Must operate on 120 volt (standard house outlet) Must not be larger than 10,000 BTUs Must be in good, safe operating condition, including cord Must be designed so an exterior support brace is not needed Must fit within the window size opening listed below for the proper residence hall Bergstrom: 28 1/2" width by 20 3/4" height Madelaine/Lorraine: 24" width by 24" height Mary Minahan McCormick: 20 3/4" width by 18 1/2" height Victor McCormick: 20" width by 21" height Burke: 17" width by 29 1/4" height Sensenbrenner: 40 3/4" width by 23 3/4" height (double unit) 17" width by 23 3/4" height (triple unit) College Houses: Handled on a case-by-case basis All window air conditioners will be installed and removed by SNC staff only and any window air conditioner not installed by SNC staff will be removed. SNC is not responsible for maintenance or repair of personal A/C units. A two-week notice is required for installation or removals.

By filling out the form below, you are requesting permission to have an air conditioning unit installed in your residence at St. Norbert College. Understanding that air conditioners are only allowed when a medical need exists, you have met with Academic Support Services for the proper documentation. 12 ton ac unit costYou understand that there is a charge of $175 per academic year. outside ac unit filterThis charge covers installation, removal and electricity. ac unit burnedYou are responsible for the payment of this charge and for providing the air conditioning unit, within the guidelines provided by the facilities department. Air Conditioner Request Form Do you have a medical accommodation approved through Academic Support Services? You are hereHome » Building Design » Active HVAC Systems » HVAC Controls and Operations

Simulation CFD: Detailed Heat Transfer and Fluid Flow AnalysisAs with all air conditioning systems the principle remains the same whereby the heat is removed from one area and replaced with chilled dry air and the hot air is expelled, normally to the outside atmosphere. As you can see from this typical example of a air conditioning system, the ambient air is drawn over the condensor that can best described as a ‘radiator’ as seen on motor vehicles but instead of water running through the system it contains a refrigerant gas. On its journey around the system it has three main stages; the evaporator contains the sub-cooled refrigerant and air blows through its veins to release the chilled dry air into the room, the condenser contains the high temperature gas that once again air is blown through the veins collecting the heat as it passes through and this is then expelled outside. An air conditioner is able to cool a building because it removes heat from the indoor air and transfers it outdoors.
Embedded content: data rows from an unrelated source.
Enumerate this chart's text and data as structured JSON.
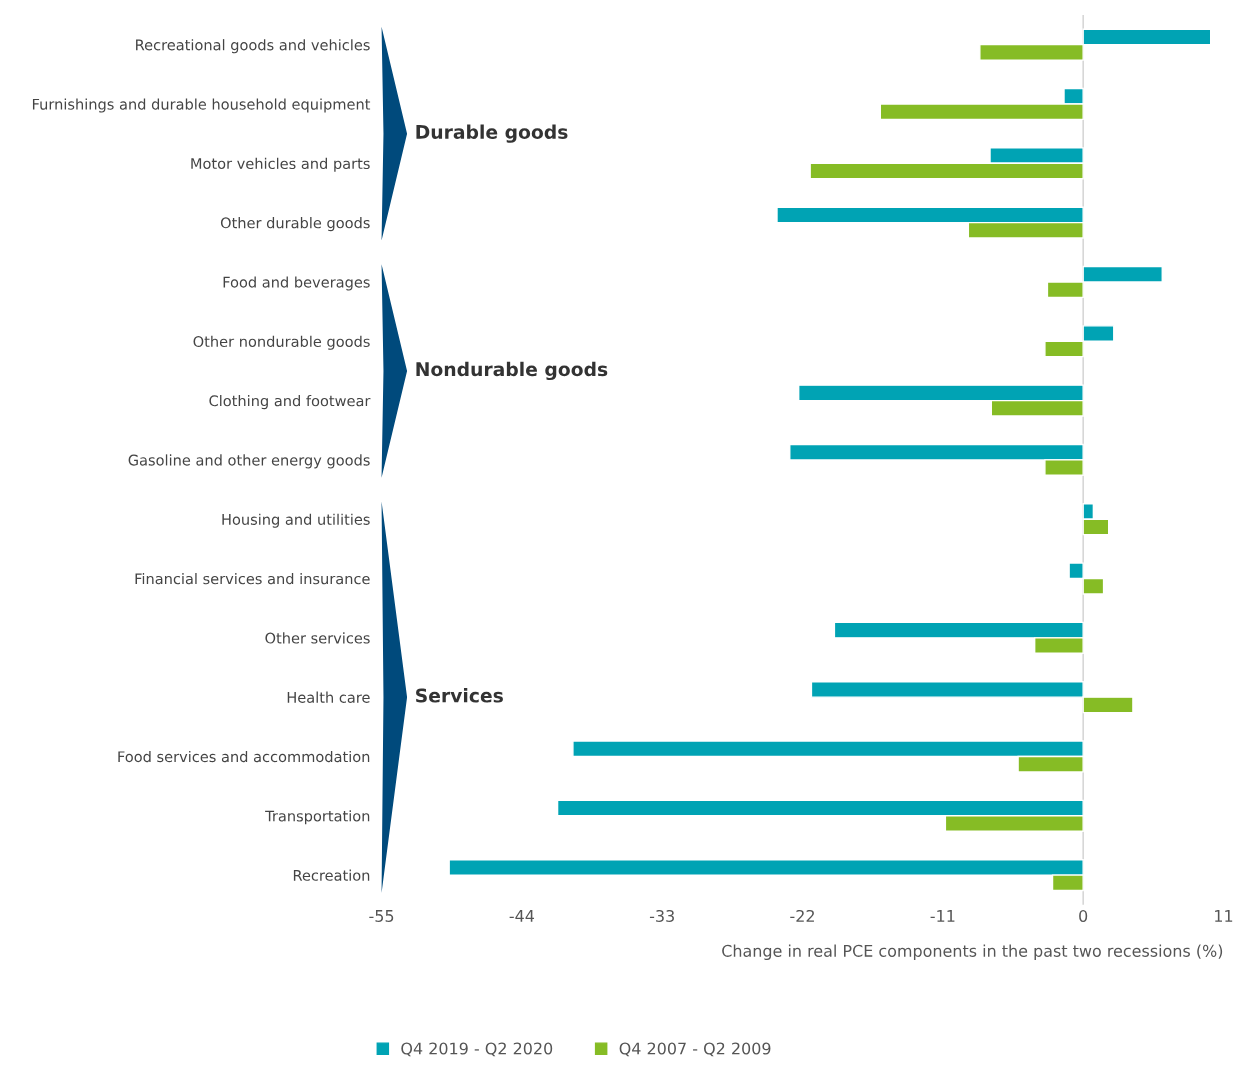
{
  "chart_data": {
    "type": "bar",
    "orientation": "horizontal",
    "categories": [
      "Recreational goods and vehicles",
      "Furnishings and durable household equipment",
      "Motor vehicles and parts",
      "Other durable goods",
      "Food and beverages",
      "Other nondurable goods",
      "Clothing and footwear",
      "Gasoline and other energy goods",
      "Housing and utilities",
      "Financial services and insurance",
      "Other services",
      "Health care",
      "Food services and accommodation",
      "Transportation",
      "Recreation"
    ],
    "series": [
      {
        "name": "Q4 2019 - Q2 2020",
        "color": "#00a3b4",
        "values": [
          10.0,
          -1.5,
          -7.3,
          -24.0,
          6.2,
          2.4,
          -22.3,
          -23.0,
          0.8,
          -1.1,
          -19.5,
          -21.3,
          -40.0,
          -41.2,
          -49.7
        ]
      },
      {
        "name": "Q4 2007 - Q2 2009",
        "color": "#86bc25",
        "values": [
          -8.1,
          -15.9,
          -21.4,
          -9.0,
          -2.8,
          -3.0,
          -7.2,
          -3.0,
          2.0,
          1.6,
          -3.8,
          3.9,
          -5.1,
          -10.8,
          -2.4
        ]
      }
    ],
    "xlabel": "Change in real PCE components in the past two recessions (%)",
    "xlim": [
      -55,
      11
    ],
    "xticks": [
      -55,
      -44,
      -33,
      -22,
      -11,
      0,
      11
    ],
    "ref_lines": [
      {
        "axis": "x",
        "value": 0,
        "color": "#d0d0d0"
      }
    ],
    "annotations": [
      "Durable goods",
      "Nondurable goods",
      "Services"
    ],
    "legend": "bottom",
    "grid": false
  }
}
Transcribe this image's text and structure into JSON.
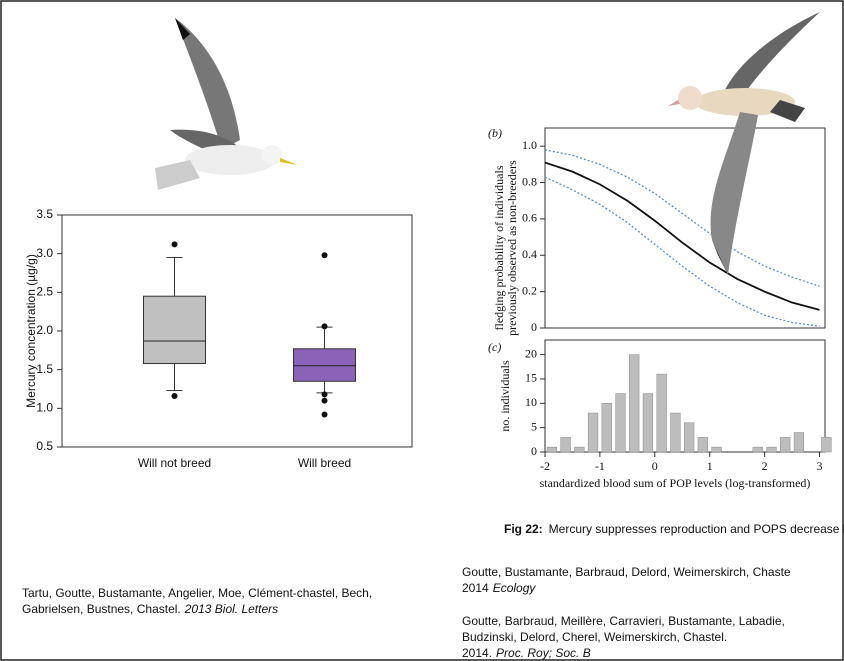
{
  "chart_data": [
    {
      "type": "box",
      "ylabel": "Mercury concentration (µg/g)",
      "categories": [
        "Will not breed",
        "Will breed"
      ],
      "colors": [
        "#c0c0c0",
        "#8a62b8"
      ],
      "boxes": [
        {
          "whislo": 1.23,
          "q1": 1.58,
          "med": 1.87,
          "q3": 2.45,
          "whishi": 2.95,
          "fliers": [
            3.12,
            1.16
          ]
        },
        {
          "whislo": 1.2,
          "q1": 1.35,
          "med": 1.55,
          "q3": 1.77,
          "whishi": 2.05,
          "fliers": [
            2.98,
            2.06,
            1.18,
            1.1,
            0.92
          ]
        }
      ],
      "ylim": [
        0.5,
        3.5
      ],
      "yticks": [
        0.5,
        {
          "value": 1,
          "label": "1.0"
        },
        1.5,
        {
          "value": 2,
          "label": "2.0"
        },
        2.5,
        {
          "value": 3,
          "label": "3.0"
        },
        3.5
      ]
    },
    {
      "type": "line",
      "panel": "(b)",
      "ylabel": [
        "fledging probability of individuals",
        "previously observed as non-breeders"
      ],
      "x": [
        -2,
        -1.5,
        -1,
        -0.5,
        0,
        0.5,
        1,
        1.5,
        2,
        2.5,
        3
      ],
      "series": [
        {
          "color": "#111111",
          "dash": "none",
          "values": [
            0.91,
            0.86,
            0.79,
            0.7,
            0.59,
            0.47,
            0.36,
            0.27,
            0.2,
            0.14,
            0.1
          ]
        },
        {
          "color": "#5b8fc8",
          "dash": "2 2",
          "values": [
            0.98,
            0.95,
            0.9,
            0.83,
            0.74,
            0.63,
            0.52,
            0.42,
            0.34,
            0.28,
            0.23
          ]
        },
        {
          "color": "#5b8fc8",
          "dash": "2 2",
          "values": [
            0.83,
            0.76,
            0.68,
            0.58,
            0.46,
            0.34,
            0.23,
            0.14,
            0.07,
            0.03,
            0.01
          ]
        }
      ],
      "xlim": [
        -2,
        3.1
      ],
      "ylim": [
        0,
        1.1
      ],
      "yticks": [
        0,
        0.2,
        0.4,
        0.6,
        0.8,
        {
          "value": 1,
          "label": "1.0"
        }
      ]
    },
    {
      "type": "histogram",
      "panel": "(c)",
      "ylabel": "no. individuals",
      "xlabel": "standardized blood sum of POP levels (log-transformed)",
      "bins": [
        -2,
        -1.75,
        -1.5,
        -1.25,
        -1,
        -0.75,
        -0.5,
        -0.25,
        0,
        0.25,
        0.5,
        0.75,
        1,
        1.25,
        1.5,
        1.75,
        2,
        2.25,
        2.5,
        2.75,
        3,
        3.25
      ],
      "values": [
        1,
        3,
        1,
        8,
        10,
        12,
        20,
        12,
        16,
        8,
        6,
        3,
        1,
        0,
        0,
        1,
        1,
        3,
        4,
        0,
        3
      ],
      "color": "#bdbdbd",
      "xlim": [
        -2,
        3.1
      ],
      "ylim": [
        0,
        23
      ],
      "xticks": [
        -2,
        -1,
        0,
        1,
        2,
        3
      ],
      "yticks": [
        0,
        5,
        10,
        15,
        20
      ]
    }
  ],
  "caption": {
    "prefix": "Fig 22:",
    "text": "Mercury suppresses reproduction and POPS decrease long-term fecundity"
  },
  "references": [
    {
      "lines": [
        "Tartu, Goutte, Bustamante, Angelier, Moe, Clément-chastel, Bech,",
        "Gabrielsen, Bustnes, Chastel."
      ],
      "source": "2013 Biol. Letters"
    },
    {
      "lines": [
        "Goutte, Bustamante, Barbraud, Delord,   Weimerskirch, Chaste",
        "2014"
      ],
      "source": "Ecology"
    },
    {
      "lines": [
        "Goutte, Barbraud, Meillère, Carravieri, Bustamante,  Labadie,",
        "Budzinski, Delord, Cherel, Weimerskirch, Chastel.",
        "2014."
      ],
      "source": "Proc. Roy; Soc. B"
    }
  ]
}
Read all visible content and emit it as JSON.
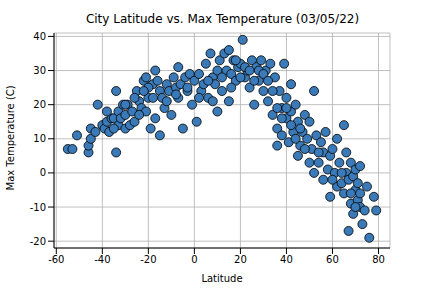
{
  "chart_data": {
    "type": "scatter",
    "title": "City Latitude vs. Max Temperature (03/05/22)",
    "x_label": "Latitude",
    "y_label": "Max Temperature (C)",
    "color": "#3a7ab8",
    "marker": "circle",
    "grid": true,
    "xlim": [
      -61,
      85
    ],
    "ylim": [
      -22,
      41
    ],
    "xticks": [
      -60,
      -40,
      -20,
      0,
      20,
      40,
      60,
      80
    ],
    "yticks": [
      -20,
      -10,
      0,
      10,
      20,
      30,
      40
    ],
    "x": [
      -55,
      -53,
      -51,
      -46,
      -46,
      -45,
      -45,
      -43,
      -42,
      -40,
      -39,
      -38,
      -37,
      -36,
      -35,
      -34,
      -34,
      -33,
      -33,
      -32,
      -31,
      -30,
      -30,
      -29,
      -28,
      -27,
      -26,
      -25,
      -24,
      -23,
      -22,
      -21,
      -21,
      -20,
      -19,
      -18,
      -17,
      -17,
      -16,
      -15,
      -15,
      -14,
      -13,
      -12,
      -11,
      -10,
      -9,
      -8,
      -7,
      -7,
      -6,
      -5,
      -4,
      -3,
      -2,
      -1,
      0,
      1,
      2,
      3,
      4,
      5,
      6,
      7,
      8,
      9,
      10,
      10,
      11,
      12,
      13,
      14,
      15,
      15,
      16,
      17,
      18,
      19,
      20,
      21,
      22,
      23,
      24,
      25,
      26,
      27,
      28,
      29,
      30,
      31,
      32,
      33,
      34,
      35,
      36,
      36,
      37,
      38,
      38,
      39,
      40,
      40,
      41,
      42,
      42,
      43,
      44,
      45,
      45,
      46,
      47,
      48,
      49,
      50,
      50,
      51,
      52,
      52,
      53,
      54,
      55,
      56,
      56,
      57,
      58,
      59,
      59,
      60,
      61,
      62,
      62,
      63,
      64,
      65,
      65,
      66,
      66,
      67,
      67,
      68,
      68,
      69,
      69,
      70,
      70,
      71,
      71,
      72,
      72,
      73,
      74,
      75,
      76,
      78,
      79,
      -20,
      -18,
      -12,
      -8,
      -3,
      2,
      6,
      8,
      12,
      16,
      18,
      20,
      22,
      24,
      26,
      28,
      30,
      32,
      34,
      36,
      38,
      40,
      42,
      44,
      46,
      48,
      54,
      60,
      64,
      68,
      70,
      72,
      -38,
      -35,
      -30,
      -26,
      -24,
      -22
    ],
    "values": [
      7,
      7,
      11,
      6,
      8,
      10,
      13,
      12,
      20,
      14,
      13,
      15,
      12,
      16,
      16,
      24,
      6,
      18,
      14,
      16,
      20,
      17,
      13,
      20,
      14,
      18,
      15,
      24,
      21,
      19,
      27,
      28,
      18,
      22,
      13,
      26,
      30,
      16,
      27,
      24,
      11,
      22,
      19,
      26,
      24,
      17,
      28,
      25,
      31,
      22,
      26,
      13,
      28,
      24,
      29,
      20,
      27,
      15,
      29,
      24,
      26,
      32,
      22,
      35,
      28,
      26,
      30,
      18,
      33,
      24,
      35,
      30,
      36,
      21,
      29,
      33,
      27,
      31,
      32,
      39,
      28,
      30,
      25,
      33,
      20,
      31,
      27,
      33,
      24,
      30,
      21,
      32,
      17,
      28,
      13,
      8,
      24,
      19,
      11,
      32,
      16,
      22,
      9,
      26,
      18,
      12,
      20,
      5,
      15,
      8,
      12,
      17,
      10,
      3,
      15,
      7,
      24,
      0,
      11,
      3,
      9,
      -2,
      6,
      12,
      1,
      -7,
      5,
      7,
      0,
      -4,
      10,
      3,
      -3,
      14,
      -6,
      0,
      6,
      -17,
      -2,
      -9,
      3,
      -12,
      -1,
      -5,
      1,
      -8,
      -3,
      -10,
      2,
      -15,
      -11,
      -4,
      -19,
      -7,
      -11,
      25,
      22,
      21,
      23,
      25,
      22,
      27,
      21,
      28,
      25,
      33,
      28,
      31,
      30,
      27,
      30,
      29,
      27,
      24,
      19,
      16,
      19,
      14,
      10,
      13,
      7,
      6,
      -2,
      0,
      -6,
      -10,
      -6,
      18,
      13,
      20,
      22,
      17,
      24
    ]
  }
}
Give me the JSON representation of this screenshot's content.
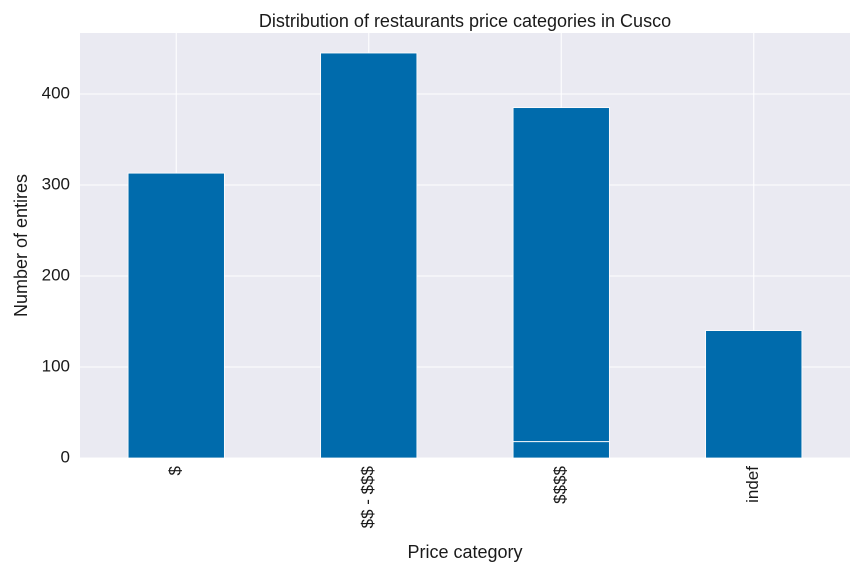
{
  "chart_data": {
    "type": "bar",
    "title": "Distribution of restaurants price categories in Cusco",
    "xlabel": "Price category",
    "ylabel": "Number of entires",
    "categories": [
      "$",
      "$$ - $$$",
      "$$$$",
      "indef"
    ],
    "values": [
      313,
      445,
      385,
      140
    ],
    "overlay_line_value": 18,
    "ylim": [
      0,
      467
    ],
    "yticks": [
      0,
      100,
      200,
      300,
      400
    ],
    "grid": true,
    "colors": {
      "bar": "#006BAC",
      "plot_bg": "#EAEAF2",
      "grid": "#FFFFFF"
    }
  }
}
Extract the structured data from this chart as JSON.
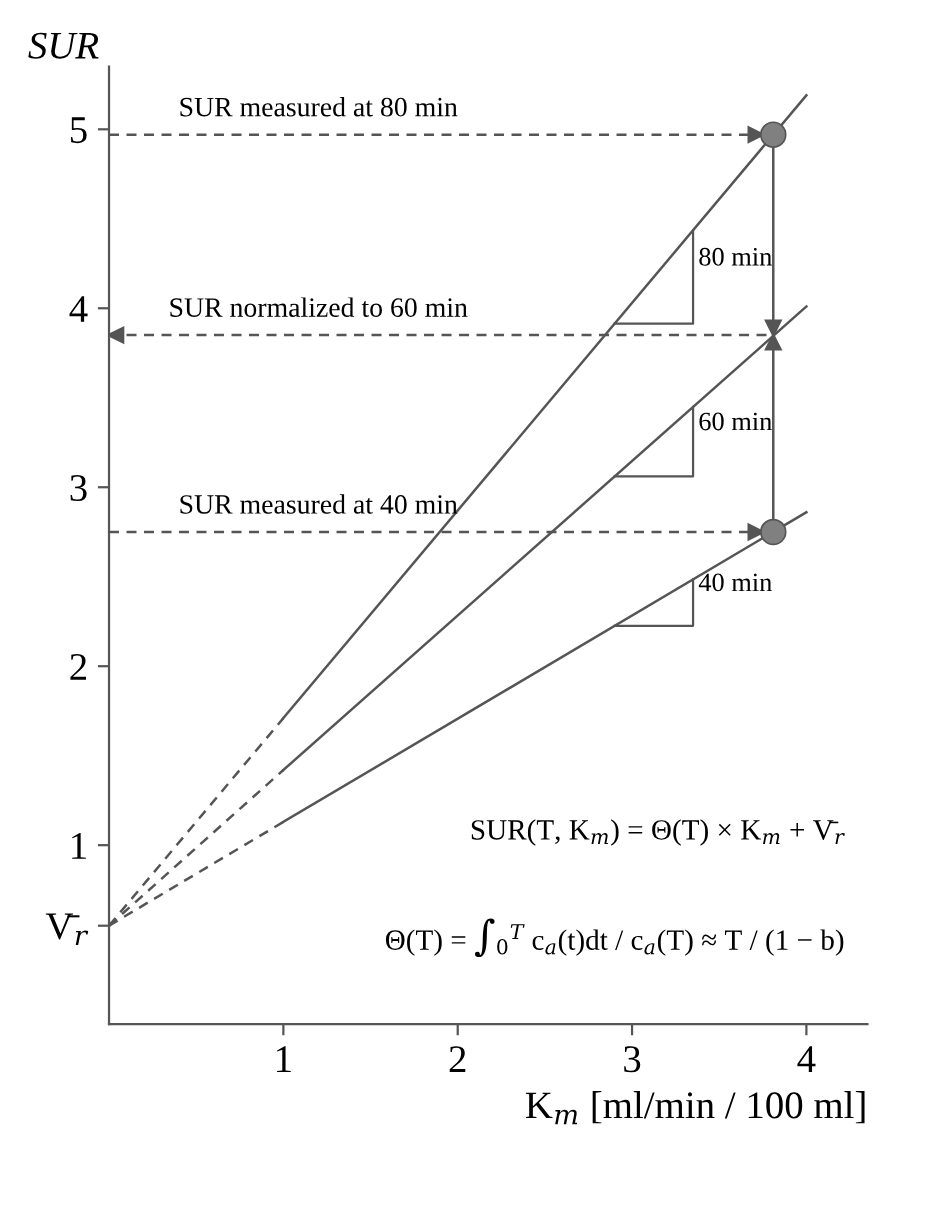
{
  "chart_data": {
    "type": "line",
    "xlabel": "K$_{m}$ [ml/min / 100 ml]",
    "ylabel": "SUR",
    "xlim": [
      0,
      4.35
    ],
    "ylim": [
      0,
      5.35
    ],
    "xticks": [
      1,
      2,
      3,
      4
    ],
    "yticks": [
      {
        "value": 0.55,
        "label": "V̄$_{r}$"
      },
      1,
      2,
      3,
      4,
      5
    ],
    "grid": false,
    "series": [
      {
        "line_style": "dashed",
        "color": "#555555",
        "x": [
          0,
          1
        ],
        "values": [
          0.55,
          1.71
        ]
      },
      {
        "line_style": "solid",
        "name": "80 min",
        "color": "#555555",
        "x": [
          1,
          4
        ],
        "values": [
          1.71,
          5.19
        ]
      },
      {
        "line_style": "dashed",
        "color": "#555555",
        "x": [
          0,
          1
        ],
        "values": [
          0.55,
          1.42
        ]
      },
      {
        "line_style": "solid",
        "name": "60 min",
        "color": "#555555",
        "x": [
          1,
          4
        ],
        "values": [
          1.42,
          4.01
        ]
      },
      {
        "line_style": "dashed",
        "color": "#555555",
        "x": [
          0,
          1
        ],
        "values": [
          0.55,
          1.13
        ]
      },
      {
        "line_style": "solid",
        "name": "40 min",
        "color": "#555555",
        "x": [
          1,
          4
        ],
        "values": [
          1.13,
          2.86
        ]
      },
      {
        "type": "scatter",
        "marker": "circle",
        "color": "#808080",
        "x": [
          3.81,
          3.81
        ],
        "values": [
          4.97,
          2.75
        ]
      }
    ],
    "ref_lines": [
      {
        "axis": "y",
        "value": 4.97,
        "label": "SUR measured at 80 min",
        "line_style": "dashed",
        "color": "#555555"
      },
      {
        "axis": "y",
        "value": 3.85,
        "label": "SUR normalized to 60 min",
        "line_style": "dashed",
        "color": "#555555"
      },
      {
        "axis": "y",
        "value": 2.75,
        "label": "SUR measured at 40 min",
        "line_style": "dashed",
        "color": "#555555"
      }
    ],
    "annotations": [
      "SUR(T, K$_{m}$) = Θ(T) × K$_{m}$ + V̄$_{r}$",
      "Θ(T) = ∫$_{0}$$^{T}$ c$_{a}$(t)dt / c$_{a}$(T) ≈ T / (1 − b)"
    ]
  }
}
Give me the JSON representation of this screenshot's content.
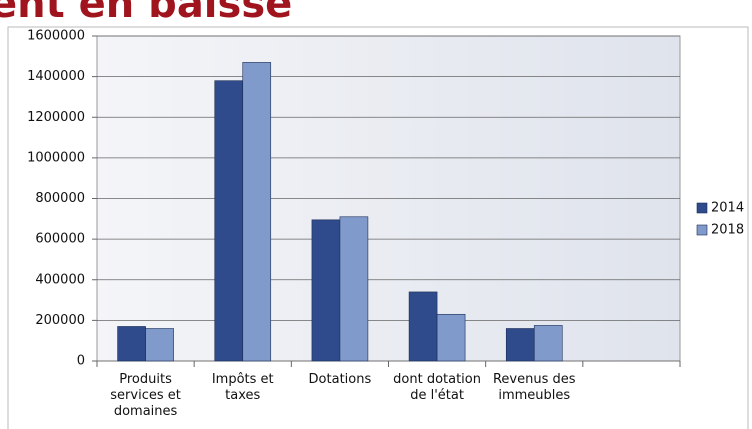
{
  "chart_data": {
    "type": "bar",
    "title": "ent en baisse",
    "categories": [
      "Produits services et domaines",
      "Impôts et taxes",
      "Dotations",
      "dont dotation de l'état",
      "Revenus des immeubles",
      null
    ],
    "series": [
      {
        "name": "2014",
        "color": "#2f4b8c",
        "values": [
          170000,
          1380000,
          695000,
          340000,
          160000,
          null
        ]
      },
      {
        "name": "2018",
        "color": "#809acb",
        "values": [
          160000,
          1470000,
          710000,
          230000,
          175000,
          null
        ]
      }
    ],
    "ylim": [
      0,
      1600000
    ],
    "yticks": [
      0,
      200000,
      400000,
      600000,
      800000,
      1000000,
      1200000,
      1400000,
      1600000
    ],
    "grid": true,
    "legend": "right"
  }
}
A chemical refrigerant in the system absorbs the unwanted heat and pumps it through a system of piping to the outside coil. The fan, located in the outside unit, blows outside air over the hot coil, transferring heat from the refrigerant to the outdoor air. Most air conditioning systems have five mechanical components: • an evaporator coil • a chemical refrigerant Most central air conditioning units operate by means of a split system. That is, they consist of a ‘hot’ side, or the condensing unit—including the condensing coil, the compressor and the fan—which is situated outside your home, and a ‘cold’ side that is located inside your home. The cold side consists of an expansion valve and a cold coil, and it is usually part of your furnace or some type of air handler. The furnace blows air through an evaporator coil, which cools the air. Then this cool air is routed throughout your home by means of a series of air ducts. A window unit operates on the same principal, the only difference being that both the hot side and the cold side are located within the same housing unit.

The compressor (which is controlled by the thermostat) is the ‘heart’ of the system. The compressor acts as the pump, causing the refrigerant to flow through the system. Its job is to draw in a low-pressure, low-temperature, refrigerant in a gaseous state and by compressing this gas, raise the pressure and temperature of the refrigerant. This high-pressure, high-temperature gas then flows to the condenser coil. The condenser coil is a series of piping with a fan that draws outside air across the coil. As the refrigerant passes through the condenser coil and the cooler outside air passes across the coil, the air absorbs heat from the refrigerant which causes the refrigerant to condense from a gas to a liquid state. The high-pressure, high-temperature liquid then reaches the expansion valve. The evaporator coil is a series of piping connected to a furnace or air handler that blows indoor air across it, causing the coil to absorb heat from the air. The cooled air is then delivered to the house through ducting.

The refrigerant then flows back to the compressor where the cycle starts over again. The most important maintenance task that will ensure the efficiency of your air conditioner is to routinely replace or clean its filters. Clogged, dirty filters block normal airflow and reduce a system’s efficiency significantly. With normal airflow obstructed, air that bypasses the filter may carry dirt directly into the evaporator coil and impair the coil’s heat-absorbing capacity. Filters are located somewhere along the return duct’s length. Common filter locations are in walls, ceilings, furnaces, or in the air conditioner itself. Some types of filters are reusable; others must be replaced. They are available in a variety of types and efficiencies. Clean or replace your air conditioning system’s filter or filters every month or two during the cooling season. Filters may need more frequent attention if the air conditioner is in constant use, is subjected to dusty conditions, or you have fur-bearing pets in the house.